Politischer Scherbenhaufen vor den Ostwahlen: Die Gewalttat von Solingen, bei der ein syrischer Asylbewerber mehrere Menschen erstach, wühlt die Gemüter auf. Wenige Tage vor den wichtigen Landtagswahlen im Osten steht die Politik vor einem Scherbenhaufen, einem schmerzhaften Eingeständnis der Handlungsunfähigkeit. Dabei ist seit Jahren bekannt, dass Behörden, Kommunen und Sozialsysteme von den Flüchtlingsströmen überfordert sind, dass unkontrollierte Einwanderung ein Sicherheitsrisiko für unser Land darstellt und dass die Integration von Flüchtenden unter den gegebenen Umständen nicht zu meistern ist. Es mangelt auch nicht an Daten von Meinungsforschungsinstituten, die darauf hinweisen, dass die verfehlte Migrationspolitik zu einem politischen Risiko heranwächst. Seit vielen Monaten verzeichnet die Sorge vor unkontrollierter Einwanderung unter allen Sorgen der Bevölkerung die größten Ausschläge (34% im August). Die Angst vor sowohl steigender Kriminalität (31%), Extremismus (16%) als auch Terrorismus (13%) tut ihr Übriges. Das vermittelt den Eindruck, als hörten die etablierten demokratischen Parteien ihren Wählerinnen und Wählern nicht zu, als wollten sie die Sorgen und Ängste als populistisches Stammtischgegröle abtun und in den politischen Untergrund befördern. Es ist mir rätselhaft, warum wir uns in endlosen Talkshows die Münder über Politikverdruss und Demokratiemüdigkeit fusselig reden. Einen Zusammenhang zwischen dem Missmut in der Bevölkerung über verfehlte Migrationspolitik und dem zunehmenden Zuspruch für die AfD zu erkennen, ist wahrlich keine Raketenwissenschaft. Flüchtlingspolitik ist ein komplexes Thema mit vielen juristischen Fallstricken. Jedoch sollte dies kein Grund dafür sein, weiterhin zu prokrastinieren. Die Menschen in unserem Land haben ein Recht auf eine konstruktive Migrationspolitik, die einerseits illegale Einwanderung unterbindet, andererseits dabei das Recht auf Asyl für Verfolgte erhält und die Immigration von Fachkräften fördert. (RG) / Quelle: What Worries the World – August 2024 | Ipsos
„Die Schuldenbremse ist eine Ungerechtigkeitsbremse“: In der FAZ ist ein Gastbeitrag von Gesamtmetall-Präsident Dr. Stefan Wolf zur Schuldenbrems erschienen. Er wiederholt den entscheidenden Punkt der Debatte. Die Schuldenbremse verhindert, dass eine Regierung ihre Agenda umsetzt und die Rechnung dafür den Nachfolgeregierungen und den nachfolgenden Generationen präsentiert.Dafür hat Wolf Beispiele parat. Anstatt ausreichend in die Infrastruktur zu investieren, hat die Groko aus Union und SPD die Rente mit 63 und die Mütterrente eingeführt. Ihr könnt den Beitrag auf der Website von Gesamtmetall lesen. (MB)

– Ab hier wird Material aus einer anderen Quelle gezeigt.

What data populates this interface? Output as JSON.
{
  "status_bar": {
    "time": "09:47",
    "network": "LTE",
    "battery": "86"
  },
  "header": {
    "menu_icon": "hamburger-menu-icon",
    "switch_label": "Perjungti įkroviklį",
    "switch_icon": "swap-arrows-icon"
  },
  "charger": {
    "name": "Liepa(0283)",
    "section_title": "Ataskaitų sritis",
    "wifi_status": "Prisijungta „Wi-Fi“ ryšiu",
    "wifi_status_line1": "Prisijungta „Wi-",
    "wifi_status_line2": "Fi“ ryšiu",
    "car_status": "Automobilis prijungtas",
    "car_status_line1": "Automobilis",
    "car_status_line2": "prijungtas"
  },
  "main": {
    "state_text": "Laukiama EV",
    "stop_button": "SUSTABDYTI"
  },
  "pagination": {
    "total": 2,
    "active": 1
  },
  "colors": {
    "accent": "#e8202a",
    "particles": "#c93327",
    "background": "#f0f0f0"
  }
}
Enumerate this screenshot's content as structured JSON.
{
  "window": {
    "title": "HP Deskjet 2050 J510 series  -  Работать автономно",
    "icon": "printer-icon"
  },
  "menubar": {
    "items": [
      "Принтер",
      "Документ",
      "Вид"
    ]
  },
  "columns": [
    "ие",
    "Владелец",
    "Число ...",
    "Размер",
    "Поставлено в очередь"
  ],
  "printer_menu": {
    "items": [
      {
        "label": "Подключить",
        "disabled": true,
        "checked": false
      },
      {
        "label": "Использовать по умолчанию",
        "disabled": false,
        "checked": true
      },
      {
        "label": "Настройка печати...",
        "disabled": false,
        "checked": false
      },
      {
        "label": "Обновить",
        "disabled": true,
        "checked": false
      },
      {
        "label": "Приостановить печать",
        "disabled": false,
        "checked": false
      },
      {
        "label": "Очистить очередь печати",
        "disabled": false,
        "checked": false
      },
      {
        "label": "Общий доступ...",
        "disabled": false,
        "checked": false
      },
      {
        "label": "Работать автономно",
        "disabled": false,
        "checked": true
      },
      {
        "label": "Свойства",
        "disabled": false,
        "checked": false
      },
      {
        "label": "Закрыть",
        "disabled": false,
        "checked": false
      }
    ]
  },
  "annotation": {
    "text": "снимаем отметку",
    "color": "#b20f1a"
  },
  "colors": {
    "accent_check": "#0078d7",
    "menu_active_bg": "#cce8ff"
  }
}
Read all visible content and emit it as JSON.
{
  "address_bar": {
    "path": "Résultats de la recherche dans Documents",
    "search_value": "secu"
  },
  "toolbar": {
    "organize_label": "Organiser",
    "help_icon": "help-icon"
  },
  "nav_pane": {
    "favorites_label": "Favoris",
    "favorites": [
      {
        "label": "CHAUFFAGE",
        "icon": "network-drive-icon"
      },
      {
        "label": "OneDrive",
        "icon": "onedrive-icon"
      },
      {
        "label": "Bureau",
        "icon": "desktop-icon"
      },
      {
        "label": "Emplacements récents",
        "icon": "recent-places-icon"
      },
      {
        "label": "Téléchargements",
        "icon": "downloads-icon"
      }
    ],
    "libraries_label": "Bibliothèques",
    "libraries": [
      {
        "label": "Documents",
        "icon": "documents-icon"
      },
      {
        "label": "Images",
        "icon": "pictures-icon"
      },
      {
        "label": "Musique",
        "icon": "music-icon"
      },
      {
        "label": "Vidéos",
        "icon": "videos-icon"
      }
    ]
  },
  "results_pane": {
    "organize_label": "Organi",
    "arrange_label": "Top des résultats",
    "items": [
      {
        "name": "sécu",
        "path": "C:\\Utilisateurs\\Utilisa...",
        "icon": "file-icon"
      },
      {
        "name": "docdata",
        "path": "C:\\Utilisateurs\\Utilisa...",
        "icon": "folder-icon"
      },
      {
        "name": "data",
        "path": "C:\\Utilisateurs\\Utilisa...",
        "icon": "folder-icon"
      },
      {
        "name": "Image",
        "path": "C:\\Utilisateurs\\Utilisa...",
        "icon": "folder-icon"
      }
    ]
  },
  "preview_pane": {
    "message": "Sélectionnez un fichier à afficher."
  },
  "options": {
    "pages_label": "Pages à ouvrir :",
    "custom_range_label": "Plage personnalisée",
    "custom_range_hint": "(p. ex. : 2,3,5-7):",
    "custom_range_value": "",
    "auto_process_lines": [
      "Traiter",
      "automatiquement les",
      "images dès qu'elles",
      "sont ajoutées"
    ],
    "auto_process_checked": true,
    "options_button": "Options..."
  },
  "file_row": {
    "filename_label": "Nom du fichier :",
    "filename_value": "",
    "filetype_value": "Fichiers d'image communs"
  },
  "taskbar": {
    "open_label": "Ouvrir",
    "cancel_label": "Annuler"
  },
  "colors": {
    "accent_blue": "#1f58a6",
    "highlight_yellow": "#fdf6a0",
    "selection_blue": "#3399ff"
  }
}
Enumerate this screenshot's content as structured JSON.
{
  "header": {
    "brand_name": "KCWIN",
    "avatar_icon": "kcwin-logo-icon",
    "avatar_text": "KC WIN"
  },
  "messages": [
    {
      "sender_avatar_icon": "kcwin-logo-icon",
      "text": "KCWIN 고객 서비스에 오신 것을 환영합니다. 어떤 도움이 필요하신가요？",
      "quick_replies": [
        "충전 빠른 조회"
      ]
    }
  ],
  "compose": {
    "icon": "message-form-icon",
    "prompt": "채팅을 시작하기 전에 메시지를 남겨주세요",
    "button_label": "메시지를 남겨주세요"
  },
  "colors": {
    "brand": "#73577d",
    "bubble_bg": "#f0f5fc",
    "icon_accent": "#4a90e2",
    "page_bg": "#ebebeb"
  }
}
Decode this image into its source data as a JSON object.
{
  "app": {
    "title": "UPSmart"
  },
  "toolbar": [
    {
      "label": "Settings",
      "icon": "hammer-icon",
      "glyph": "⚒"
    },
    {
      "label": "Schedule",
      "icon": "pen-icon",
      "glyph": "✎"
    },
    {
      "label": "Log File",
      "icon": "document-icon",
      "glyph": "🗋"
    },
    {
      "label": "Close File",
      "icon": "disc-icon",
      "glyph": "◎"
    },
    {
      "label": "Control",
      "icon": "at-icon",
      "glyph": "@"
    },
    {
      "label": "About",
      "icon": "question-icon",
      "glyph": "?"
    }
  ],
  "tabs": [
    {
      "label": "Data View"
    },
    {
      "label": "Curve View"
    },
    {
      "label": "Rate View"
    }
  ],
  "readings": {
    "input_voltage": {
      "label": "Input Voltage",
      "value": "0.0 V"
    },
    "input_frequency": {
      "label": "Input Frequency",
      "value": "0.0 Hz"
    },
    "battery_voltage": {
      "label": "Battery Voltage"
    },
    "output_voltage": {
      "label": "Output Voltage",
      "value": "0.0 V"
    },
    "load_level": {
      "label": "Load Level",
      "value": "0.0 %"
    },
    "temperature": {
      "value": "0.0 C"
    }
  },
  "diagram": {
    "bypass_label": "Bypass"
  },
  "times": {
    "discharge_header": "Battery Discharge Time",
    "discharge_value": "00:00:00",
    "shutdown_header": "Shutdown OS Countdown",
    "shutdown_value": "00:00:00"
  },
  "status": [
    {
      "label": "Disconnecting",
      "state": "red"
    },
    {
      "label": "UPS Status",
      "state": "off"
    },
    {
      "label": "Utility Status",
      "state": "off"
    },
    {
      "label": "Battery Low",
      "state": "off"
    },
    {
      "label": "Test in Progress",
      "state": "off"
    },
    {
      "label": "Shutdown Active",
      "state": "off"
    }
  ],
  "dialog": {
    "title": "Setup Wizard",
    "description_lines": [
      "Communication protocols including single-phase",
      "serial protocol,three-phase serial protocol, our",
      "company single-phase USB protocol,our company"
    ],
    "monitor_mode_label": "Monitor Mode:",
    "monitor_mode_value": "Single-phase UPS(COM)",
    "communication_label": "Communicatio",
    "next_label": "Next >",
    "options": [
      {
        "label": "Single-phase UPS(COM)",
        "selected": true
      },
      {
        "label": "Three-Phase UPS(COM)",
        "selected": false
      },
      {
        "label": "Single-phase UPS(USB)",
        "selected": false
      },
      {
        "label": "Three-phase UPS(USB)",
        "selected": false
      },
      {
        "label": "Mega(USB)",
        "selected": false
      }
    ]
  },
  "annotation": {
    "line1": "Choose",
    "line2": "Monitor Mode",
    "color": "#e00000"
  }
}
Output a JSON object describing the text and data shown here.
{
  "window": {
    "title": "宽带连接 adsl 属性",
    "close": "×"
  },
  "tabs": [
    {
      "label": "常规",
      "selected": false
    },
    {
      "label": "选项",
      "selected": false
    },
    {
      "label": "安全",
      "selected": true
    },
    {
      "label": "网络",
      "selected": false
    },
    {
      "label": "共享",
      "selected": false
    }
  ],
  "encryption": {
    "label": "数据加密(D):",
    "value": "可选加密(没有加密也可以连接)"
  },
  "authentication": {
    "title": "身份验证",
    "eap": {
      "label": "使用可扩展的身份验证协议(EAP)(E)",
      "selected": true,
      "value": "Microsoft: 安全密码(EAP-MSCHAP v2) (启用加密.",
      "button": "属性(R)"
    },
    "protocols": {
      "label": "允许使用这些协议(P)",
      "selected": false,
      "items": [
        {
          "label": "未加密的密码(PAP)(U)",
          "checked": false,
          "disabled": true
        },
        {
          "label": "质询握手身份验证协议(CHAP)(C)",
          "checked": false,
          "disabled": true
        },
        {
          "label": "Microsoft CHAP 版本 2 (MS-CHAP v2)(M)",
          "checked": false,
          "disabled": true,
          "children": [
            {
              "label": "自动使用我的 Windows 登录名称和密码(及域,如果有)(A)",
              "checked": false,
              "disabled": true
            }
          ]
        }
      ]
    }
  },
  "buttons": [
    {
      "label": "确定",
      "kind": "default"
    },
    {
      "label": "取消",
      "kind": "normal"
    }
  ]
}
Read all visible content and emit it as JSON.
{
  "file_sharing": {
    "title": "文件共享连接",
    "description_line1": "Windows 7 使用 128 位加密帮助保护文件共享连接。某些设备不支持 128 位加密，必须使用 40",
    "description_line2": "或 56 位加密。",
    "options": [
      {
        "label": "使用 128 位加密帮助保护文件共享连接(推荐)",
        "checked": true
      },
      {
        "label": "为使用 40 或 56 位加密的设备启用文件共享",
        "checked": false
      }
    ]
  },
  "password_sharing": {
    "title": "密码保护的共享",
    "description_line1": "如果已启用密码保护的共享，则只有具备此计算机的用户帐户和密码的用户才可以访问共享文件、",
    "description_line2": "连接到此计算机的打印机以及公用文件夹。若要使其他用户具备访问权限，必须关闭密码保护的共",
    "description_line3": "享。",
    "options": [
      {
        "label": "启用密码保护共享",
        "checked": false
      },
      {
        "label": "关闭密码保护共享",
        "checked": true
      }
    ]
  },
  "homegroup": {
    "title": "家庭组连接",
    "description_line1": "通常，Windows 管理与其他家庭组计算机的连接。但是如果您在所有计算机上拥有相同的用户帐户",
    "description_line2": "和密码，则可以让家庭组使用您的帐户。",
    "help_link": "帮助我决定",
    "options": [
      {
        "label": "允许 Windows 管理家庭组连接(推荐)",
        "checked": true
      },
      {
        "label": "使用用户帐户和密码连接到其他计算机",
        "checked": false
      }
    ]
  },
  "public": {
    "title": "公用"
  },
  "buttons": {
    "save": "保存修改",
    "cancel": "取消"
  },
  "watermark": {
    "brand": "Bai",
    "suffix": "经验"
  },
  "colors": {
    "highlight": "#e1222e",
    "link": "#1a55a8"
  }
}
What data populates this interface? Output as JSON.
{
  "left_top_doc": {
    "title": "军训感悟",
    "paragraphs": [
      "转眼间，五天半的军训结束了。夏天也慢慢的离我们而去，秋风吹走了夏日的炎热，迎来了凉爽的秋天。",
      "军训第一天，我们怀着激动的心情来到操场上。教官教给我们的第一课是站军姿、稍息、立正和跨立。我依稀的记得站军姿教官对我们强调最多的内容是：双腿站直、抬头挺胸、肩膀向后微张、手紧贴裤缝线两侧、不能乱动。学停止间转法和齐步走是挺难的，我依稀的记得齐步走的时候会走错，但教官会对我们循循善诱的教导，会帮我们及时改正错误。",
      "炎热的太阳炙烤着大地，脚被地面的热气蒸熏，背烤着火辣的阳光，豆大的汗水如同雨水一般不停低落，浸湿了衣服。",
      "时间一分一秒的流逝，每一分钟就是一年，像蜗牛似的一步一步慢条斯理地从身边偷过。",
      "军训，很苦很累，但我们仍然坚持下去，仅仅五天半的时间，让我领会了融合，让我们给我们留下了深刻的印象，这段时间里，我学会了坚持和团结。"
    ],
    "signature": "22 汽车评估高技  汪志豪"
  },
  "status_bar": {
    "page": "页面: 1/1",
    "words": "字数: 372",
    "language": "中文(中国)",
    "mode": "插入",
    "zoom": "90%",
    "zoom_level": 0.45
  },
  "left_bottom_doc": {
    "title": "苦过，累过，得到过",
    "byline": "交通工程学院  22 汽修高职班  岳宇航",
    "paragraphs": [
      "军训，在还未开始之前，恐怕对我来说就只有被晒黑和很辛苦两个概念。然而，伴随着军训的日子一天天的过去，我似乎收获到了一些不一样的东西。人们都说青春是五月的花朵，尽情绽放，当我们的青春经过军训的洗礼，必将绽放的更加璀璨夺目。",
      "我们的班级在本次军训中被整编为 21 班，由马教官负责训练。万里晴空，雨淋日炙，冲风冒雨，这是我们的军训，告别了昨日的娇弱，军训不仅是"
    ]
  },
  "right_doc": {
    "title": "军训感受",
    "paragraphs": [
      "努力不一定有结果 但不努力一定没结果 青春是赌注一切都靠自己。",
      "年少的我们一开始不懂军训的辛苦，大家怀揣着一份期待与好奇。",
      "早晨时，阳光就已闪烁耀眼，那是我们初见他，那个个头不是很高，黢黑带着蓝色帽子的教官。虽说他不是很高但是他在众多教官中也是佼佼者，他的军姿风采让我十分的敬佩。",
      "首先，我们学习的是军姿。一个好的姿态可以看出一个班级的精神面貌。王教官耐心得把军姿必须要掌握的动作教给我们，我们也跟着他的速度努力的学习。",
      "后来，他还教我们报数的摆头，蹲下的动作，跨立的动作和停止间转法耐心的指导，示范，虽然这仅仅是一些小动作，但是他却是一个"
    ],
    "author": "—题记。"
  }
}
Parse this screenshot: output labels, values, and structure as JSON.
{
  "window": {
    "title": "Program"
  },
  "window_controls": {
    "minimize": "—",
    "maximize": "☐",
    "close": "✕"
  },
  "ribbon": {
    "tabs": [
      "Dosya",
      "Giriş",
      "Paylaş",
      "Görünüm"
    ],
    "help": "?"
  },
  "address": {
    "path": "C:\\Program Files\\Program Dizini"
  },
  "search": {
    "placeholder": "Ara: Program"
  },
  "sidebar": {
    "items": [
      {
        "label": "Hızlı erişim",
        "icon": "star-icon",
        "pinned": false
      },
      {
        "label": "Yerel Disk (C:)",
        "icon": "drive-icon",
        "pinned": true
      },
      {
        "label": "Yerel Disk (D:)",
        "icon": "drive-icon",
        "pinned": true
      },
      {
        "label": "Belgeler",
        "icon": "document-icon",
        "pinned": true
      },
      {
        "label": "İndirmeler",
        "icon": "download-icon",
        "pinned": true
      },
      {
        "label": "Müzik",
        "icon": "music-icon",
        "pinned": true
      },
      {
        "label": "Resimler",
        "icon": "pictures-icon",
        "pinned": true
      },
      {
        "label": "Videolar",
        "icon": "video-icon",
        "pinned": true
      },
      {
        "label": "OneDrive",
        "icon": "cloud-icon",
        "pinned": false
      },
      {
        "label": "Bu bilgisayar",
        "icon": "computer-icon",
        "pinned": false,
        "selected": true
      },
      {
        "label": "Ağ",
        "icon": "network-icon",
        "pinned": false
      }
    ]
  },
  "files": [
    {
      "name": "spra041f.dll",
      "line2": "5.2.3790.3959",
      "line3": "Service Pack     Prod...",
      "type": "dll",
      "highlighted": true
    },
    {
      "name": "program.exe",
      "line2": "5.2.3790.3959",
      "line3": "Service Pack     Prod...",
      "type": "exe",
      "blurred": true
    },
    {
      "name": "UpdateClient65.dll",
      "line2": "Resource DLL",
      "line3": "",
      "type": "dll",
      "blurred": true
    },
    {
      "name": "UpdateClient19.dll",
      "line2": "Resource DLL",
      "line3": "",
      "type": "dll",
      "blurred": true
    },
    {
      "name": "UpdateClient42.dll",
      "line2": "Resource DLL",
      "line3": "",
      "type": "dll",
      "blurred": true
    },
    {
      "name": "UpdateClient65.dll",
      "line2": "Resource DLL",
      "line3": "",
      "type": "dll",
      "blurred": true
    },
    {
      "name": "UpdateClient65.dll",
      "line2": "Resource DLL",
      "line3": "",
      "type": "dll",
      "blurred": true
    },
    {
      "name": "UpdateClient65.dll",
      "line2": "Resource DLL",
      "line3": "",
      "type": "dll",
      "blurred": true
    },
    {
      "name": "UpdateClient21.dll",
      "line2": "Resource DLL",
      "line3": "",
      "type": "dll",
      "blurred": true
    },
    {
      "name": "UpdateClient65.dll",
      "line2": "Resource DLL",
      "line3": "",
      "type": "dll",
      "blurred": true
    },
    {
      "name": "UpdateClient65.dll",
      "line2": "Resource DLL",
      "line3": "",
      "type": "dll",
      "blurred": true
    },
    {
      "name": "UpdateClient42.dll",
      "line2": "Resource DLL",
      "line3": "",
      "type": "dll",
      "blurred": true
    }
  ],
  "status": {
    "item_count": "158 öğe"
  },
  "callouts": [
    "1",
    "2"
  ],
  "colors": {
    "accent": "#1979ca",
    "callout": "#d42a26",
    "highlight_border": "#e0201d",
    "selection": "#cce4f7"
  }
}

“Westminster Insider Podcast von Politico: Meet the new MPs taking on Westminster”: Wie läuft das Onboarding, wenn neugewählte Abgeordnete in den Parlamentsbetrieb eintreten? Das ist in Großbritannien ähnlich wie im Bundestag. Nur geht dort alles etwas schneller vonstatten, unter anderem weil es in der Regel keine langwierigen Koalitionsverhandlungen gibt. Ungewöhnlich finde ich, dass die Abgeordneten kein Fragerecht im Parlament haben, bevor sie ihre Maiden Speech gehalten haben. Der Host Sascha O’Sullivan spricht launig mit einigen der neuen MPs. Es ist üblich, dass diese erst einmal als Hinterbänkler einsteigen müssen, bevor man ihnen interessante Aufgaben zugesteht. Unsichtbar dürfen sie aber auch nicht bleiben; also genau wie bei uns. Ihr findet den Podcast auf der Website von Politico. (MB)
„Warum so viele Jüngere AfD gewählt haben“: Am nächsten Wochenende wird in Sachsen und Thüringen gewählt. Eine der sich zwangsläufig anschließenden Diskussionen wird der Erfolg der Populisten bei jungen Wählern sein. Mirko Drotschmann (Mr Wissen to go) hat die Frage im Anschluss an die Europawahl auf seinem YouTube-Kanal behandelt. Einer der No-Brainer ist das Thema Reichweite auf den gängigen Social-Media-Plattformen. Die Kritik an ihrem mangelhaften Engagement werden sich die Parteien der Mitte erneut unter die Nase reiben lassen müssen. Die AfD macht vor, dass mehr Einsatz der Parteien und Fraktionen erfolgreich ist. Die Ausweitung der Regierungskommunikation ist aus meiner Sicht aber ein Irrweg. Ein Zuviel an staatlicher PR untergräbt das Vertrauen in unsere Demokratie. (MB)
„Wie Do It Yourself Umfragen im Wahlkampf genutzt werden können“: Es gibt zahlreiche Tools, mit denen Ihr Online-Umfragen erstellen könnt. Florens Mayer hat ein paar Ideen für Wahlkämpfe aufgeschrieben. Einbinden, evaluieren und Leads generieren, dafür lassen sich Umfragen bei Unterstützern und Wählern einsetzen. Die Ideen lassen sich auch auf Organisationen, Unternehmen und Verbände übertragen. Ihr findet sie im Text auf der Website vom Politsnack-Blog. (MB)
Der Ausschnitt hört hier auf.